A manifestação do BC ocorre em um momento de crescimento do mau humor do mercado financeiro com a condução das contas públicas. A avaliação é de baixa disposição do governo em cortar gastos, o que põe em risco a sustentabilidade do arcabouço fiscal e da dívida pública. Além disso, recentemente, algumas medidas adotadas acenderam um alerta para brechas nas regras fiscais.

Houve críticas do mercado, por exemplo, à liberação de R$ 1,7 bilhão do Orçamento, mesmo em um contexto de crescimento das despesas.

Com o aumento na previsão de receitas, o governo descontingenciou R$ 3,8 bilhões, embora tenha elevado o bloqueio, pelo crescimento de despesas obrigatórias, em R$ 2,1 bilhões. No total, o congelamento do orçamento caiu de R$ 15 bilhões para R$ 13,3 bilhões.

Considerando os R$ 40,5 bilhões em créditos extraordinários que estão fora da contabilidade para a meta, a projeção para o resultado primário é de R$ 68,8 bilhões.

Descontando esses gastos, relacionados principalmente ao combate aos efeitos das enchentes no Rio Grande do Sul, a projeção é de R$ 28,3 bilhões, ainda assim muito próxima ao limite inferior da meta, de R$ 28,8 bilhões.

Integrantes da equipe econômica argumentam, porém, que não têm poder para manter o contingenciamento se as previsões indicarem um resultado primário dentro da meta, devido à impositividade do orçamento.
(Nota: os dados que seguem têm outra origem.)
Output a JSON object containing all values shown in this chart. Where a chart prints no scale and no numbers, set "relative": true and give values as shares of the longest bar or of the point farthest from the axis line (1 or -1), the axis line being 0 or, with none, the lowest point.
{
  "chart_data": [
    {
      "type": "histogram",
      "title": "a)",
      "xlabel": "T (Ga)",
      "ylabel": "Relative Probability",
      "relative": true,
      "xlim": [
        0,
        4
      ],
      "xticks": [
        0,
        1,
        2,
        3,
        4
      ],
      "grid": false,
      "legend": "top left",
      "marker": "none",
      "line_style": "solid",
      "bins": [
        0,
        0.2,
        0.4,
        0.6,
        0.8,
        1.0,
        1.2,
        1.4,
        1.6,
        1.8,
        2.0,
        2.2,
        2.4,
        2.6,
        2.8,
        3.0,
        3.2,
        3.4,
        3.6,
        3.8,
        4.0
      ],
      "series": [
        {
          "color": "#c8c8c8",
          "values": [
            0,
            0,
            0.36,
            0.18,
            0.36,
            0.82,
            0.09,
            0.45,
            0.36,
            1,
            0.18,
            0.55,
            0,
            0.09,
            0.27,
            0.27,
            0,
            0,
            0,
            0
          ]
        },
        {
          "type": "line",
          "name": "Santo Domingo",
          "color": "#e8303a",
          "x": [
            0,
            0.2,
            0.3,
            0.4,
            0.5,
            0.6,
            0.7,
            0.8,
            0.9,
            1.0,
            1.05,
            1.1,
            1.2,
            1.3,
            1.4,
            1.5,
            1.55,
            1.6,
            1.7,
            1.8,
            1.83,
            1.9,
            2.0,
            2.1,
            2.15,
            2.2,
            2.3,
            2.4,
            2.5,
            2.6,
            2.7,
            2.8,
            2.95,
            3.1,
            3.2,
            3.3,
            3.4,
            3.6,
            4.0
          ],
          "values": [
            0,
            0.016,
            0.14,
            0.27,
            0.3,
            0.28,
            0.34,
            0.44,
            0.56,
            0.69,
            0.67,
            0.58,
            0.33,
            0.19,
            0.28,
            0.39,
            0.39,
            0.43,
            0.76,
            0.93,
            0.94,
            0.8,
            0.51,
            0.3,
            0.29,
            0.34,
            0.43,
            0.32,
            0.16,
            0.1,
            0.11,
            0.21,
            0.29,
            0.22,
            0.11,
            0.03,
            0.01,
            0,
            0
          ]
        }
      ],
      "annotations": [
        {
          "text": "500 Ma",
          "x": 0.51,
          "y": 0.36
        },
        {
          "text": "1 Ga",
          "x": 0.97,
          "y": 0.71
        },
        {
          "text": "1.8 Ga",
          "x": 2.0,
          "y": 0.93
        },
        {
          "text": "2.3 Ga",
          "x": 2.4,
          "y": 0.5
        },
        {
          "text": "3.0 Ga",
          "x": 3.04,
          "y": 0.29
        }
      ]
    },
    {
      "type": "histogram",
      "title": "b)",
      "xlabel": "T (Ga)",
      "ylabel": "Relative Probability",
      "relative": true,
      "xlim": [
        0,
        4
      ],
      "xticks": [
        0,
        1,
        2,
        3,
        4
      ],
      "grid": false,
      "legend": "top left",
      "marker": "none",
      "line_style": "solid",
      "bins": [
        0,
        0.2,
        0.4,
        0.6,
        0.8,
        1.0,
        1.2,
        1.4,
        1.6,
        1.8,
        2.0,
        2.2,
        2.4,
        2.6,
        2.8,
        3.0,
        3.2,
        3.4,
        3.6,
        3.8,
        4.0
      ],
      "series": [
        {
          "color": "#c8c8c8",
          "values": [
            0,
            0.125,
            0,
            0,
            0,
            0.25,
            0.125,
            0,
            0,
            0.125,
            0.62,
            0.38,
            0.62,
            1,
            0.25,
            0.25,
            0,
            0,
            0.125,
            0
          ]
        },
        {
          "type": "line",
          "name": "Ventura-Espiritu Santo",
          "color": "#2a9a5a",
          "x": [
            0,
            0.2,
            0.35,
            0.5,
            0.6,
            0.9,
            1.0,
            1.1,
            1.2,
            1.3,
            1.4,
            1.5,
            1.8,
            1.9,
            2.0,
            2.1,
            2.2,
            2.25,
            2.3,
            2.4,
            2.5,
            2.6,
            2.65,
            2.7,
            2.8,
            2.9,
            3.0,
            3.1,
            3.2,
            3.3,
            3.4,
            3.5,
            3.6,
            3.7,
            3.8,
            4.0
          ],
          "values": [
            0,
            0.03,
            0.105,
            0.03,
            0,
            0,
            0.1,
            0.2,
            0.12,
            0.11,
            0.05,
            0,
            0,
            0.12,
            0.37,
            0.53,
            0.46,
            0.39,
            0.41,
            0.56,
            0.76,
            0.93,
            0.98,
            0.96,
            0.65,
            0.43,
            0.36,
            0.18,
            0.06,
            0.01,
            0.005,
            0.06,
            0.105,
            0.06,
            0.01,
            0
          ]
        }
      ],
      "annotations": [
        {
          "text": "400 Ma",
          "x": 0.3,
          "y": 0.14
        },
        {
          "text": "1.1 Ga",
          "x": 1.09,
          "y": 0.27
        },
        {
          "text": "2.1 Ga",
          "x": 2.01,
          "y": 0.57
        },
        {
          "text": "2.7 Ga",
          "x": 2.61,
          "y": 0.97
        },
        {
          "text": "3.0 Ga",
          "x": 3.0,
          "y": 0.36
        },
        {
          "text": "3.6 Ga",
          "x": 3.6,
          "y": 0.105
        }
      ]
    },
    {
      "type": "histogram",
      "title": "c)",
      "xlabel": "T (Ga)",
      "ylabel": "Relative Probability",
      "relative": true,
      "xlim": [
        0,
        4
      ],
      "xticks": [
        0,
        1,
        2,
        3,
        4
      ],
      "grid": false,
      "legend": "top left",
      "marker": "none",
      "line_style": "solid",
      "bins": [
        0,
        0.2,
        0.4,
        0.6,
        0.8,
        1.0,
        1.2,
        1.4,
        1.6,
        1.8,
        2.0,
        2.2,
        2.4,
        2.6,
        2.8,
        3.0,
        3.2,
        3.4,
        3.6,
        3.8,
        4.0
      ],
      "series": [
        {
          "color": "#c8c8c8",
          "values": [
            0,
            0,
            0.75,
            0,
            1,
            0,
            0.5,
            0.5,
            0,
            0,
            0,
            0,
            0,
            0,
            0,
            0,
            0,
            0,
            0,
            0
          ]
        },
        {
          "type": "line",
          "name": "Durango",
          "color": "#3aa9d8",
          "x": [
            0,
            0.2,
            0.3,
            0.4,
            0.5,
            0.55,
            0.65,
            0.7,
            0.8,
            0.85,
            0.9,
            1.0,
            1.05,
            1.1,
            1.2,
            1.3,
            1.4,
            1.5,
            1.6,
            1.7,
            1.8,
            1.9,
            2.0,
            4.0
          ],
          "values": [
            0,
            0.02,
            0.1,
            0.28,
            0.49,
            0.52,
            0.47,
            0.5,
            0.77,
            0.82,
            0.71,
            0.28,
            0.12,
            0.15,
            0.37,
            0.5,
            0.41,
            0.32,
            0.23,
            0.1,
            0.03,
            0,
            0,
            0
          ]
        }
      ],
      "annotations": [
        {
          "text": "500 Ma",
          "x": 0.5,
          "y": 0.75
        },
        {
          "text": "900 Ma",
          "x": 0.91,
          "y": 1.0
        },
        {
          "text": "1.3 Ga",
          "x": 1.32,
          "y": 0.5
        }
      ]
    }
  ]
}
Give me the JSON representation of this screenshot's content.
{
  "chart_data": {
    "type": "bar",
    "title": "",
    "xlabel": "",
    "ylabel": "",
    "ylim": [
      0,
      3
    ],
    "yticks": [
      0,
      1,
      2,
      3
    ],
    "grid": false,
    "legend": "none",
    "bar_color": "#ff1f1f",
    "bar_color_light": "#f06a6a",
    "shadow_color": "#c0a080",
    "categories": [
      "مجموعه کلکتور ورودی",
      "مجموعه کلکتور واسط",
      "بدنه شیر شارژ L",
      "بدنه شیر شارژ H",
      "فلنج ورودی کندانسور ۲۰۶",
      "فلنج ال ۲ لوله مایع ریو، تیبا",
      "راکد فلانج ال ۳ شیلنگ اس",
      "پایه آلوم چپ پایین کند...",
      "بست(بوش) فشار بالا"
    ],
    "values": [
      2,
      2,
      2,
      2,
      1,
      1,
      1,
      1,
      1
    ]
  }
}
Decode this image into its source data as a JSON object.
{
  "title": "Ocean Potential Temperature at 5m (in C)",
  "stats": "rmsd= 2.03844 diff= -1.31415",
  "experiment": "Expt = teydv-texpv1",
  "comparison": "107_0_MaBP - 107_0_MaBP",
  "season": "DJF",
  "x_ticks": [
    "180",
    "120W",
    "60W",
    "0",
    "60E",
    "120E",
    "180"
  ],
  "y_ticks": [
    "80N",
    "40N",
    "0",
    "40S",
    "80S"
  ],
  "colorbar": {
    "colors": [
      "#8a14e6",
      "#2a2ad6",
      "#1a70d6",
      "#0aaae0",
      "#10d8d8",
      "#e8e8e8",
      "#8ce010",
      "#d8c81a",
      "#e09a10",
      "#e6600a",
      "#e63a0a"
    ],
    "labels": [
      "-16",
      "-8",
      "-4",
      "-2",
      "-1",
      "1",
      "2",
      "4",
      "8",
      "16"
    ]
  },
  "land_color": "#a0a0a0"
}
Em relação aos créditos extraordinários, afirmam que só podem ser cancelados no fim do ano, o que deve acontecer, por exemplo, com o montante de R$ 7,5 bilhões destinados à compra de arroz, cujo leilão foi anulado.

Outro fator que causa incômodo no mercado é a proposta de reformulação do auxílio-gás, que permite o financiamento do programa por fora do Orçamento.

A isso se somam as preocupações em relação à velocidade de crescimento das despesas obrigatórias.

Entre auxiliares de Haddad, há um reconhecimento da necessidade de se fazer cortes estruturais de despesas para manter o arcabouço fiscal de pé, especialmente a partir de 2027.

Naquele ano, a previsão é de redução das despesas com investimentos e de manutenção da máquina pública a níveis insustentáveis, por conta do crescimento dos gastos obrigatórios.

Por isso, a Fazenda e o Planejamento tentam montar um discurso em defesa do corte de despesas consideradas ineficientes para que elas deem lugar a outros gastos. É uma forma de manter o arcabouço de pé e afastar o risco fiscal do horizonte.

Como mostrou O Globo, o governo estuda implementar políticas mais eficientes para o BPC, o seguro-desemprego e o abono salarial.

Na avaliação de assessores, é preciso convencer a ala política do governo e o Congresso da necessidade de avançar nessa agenda. E que o custo do adiamento de medidas ou mudanças é maior.